A postura dos artesãos deixou surpreso o assessor de relações comunitárias da CMTU, Pastor Carlos Xavier. Segundo ele, a categoria havia concordado e até acertado alguns detalhes para a criação do Centro de Referência do Artesanato de Londrina, batizado de Cereal, em uma reunião realizada ontem, no início da tarde. A prefeitura se comprometeu a encontrar um local definitivo para os artesãos e, enquanto isso, eles ficariam em um prédio alugado no centro da cidade.

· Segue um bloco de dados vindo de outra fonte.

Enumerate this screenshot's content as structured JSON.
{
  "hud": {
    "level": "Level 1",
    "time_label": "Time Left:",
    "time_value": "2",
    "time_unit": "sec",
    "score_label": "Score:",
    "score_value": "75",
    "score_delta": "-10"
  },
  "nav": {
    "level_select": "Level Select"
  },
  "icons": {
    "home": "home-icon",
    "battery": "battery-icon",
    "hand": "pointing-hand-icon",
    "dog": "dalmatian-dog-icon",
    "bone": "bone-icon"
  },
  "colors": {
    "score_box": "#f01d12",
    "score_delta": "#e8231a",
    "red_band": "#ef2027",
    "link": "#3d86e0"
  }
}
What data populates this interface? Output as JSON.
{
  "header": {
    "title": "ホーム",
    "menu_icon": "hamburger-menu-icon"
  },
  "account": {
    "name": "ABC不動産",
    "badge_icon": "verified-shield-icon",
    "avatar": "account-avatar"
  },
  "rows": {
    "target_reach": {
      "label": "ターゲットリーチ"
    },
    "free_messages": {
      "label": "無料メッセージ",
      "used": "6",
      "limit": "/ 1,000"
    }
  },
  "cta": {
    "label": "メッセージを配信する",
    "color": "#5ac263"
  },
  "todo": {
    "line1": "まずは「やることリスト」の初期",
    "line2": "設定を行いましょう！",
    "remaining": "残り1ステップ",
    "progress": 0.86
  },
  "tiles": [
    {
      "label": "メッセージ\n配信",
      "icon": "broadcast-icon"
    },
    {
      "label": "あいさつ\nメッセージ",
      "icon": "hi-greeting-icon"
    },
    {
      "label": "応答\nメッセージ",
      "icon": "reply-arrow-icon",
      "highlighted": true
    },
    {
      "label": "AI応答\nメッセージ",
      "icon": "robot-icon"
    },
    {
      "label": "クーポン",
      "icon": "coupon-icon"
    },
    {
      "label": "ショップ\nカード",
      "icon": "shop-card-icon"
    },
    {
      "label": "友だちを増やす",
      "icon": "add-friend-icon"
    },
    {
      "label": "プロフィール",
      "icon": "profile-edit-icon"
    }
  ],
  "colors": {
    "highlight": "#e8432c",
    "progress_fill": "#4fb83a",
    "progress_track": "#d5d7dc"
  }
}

''Vou conversar com o Sella (Wilson Sella, presidente da CMTU) porque a posição deles está contrária ao que a gente tinha pré-acordado nas duas últimas reuniões. Eles retrocederam ao que eles mesmos tinham decidido'', observou. Xavier afirmou, porém, que a permanência deles ''está fora de cogitação''. Uma nova reunião estava marcada para segunda-feira com o prefeito Nedson Micheleti (PT) para formalizar o acordo, mas deve ser cancelada.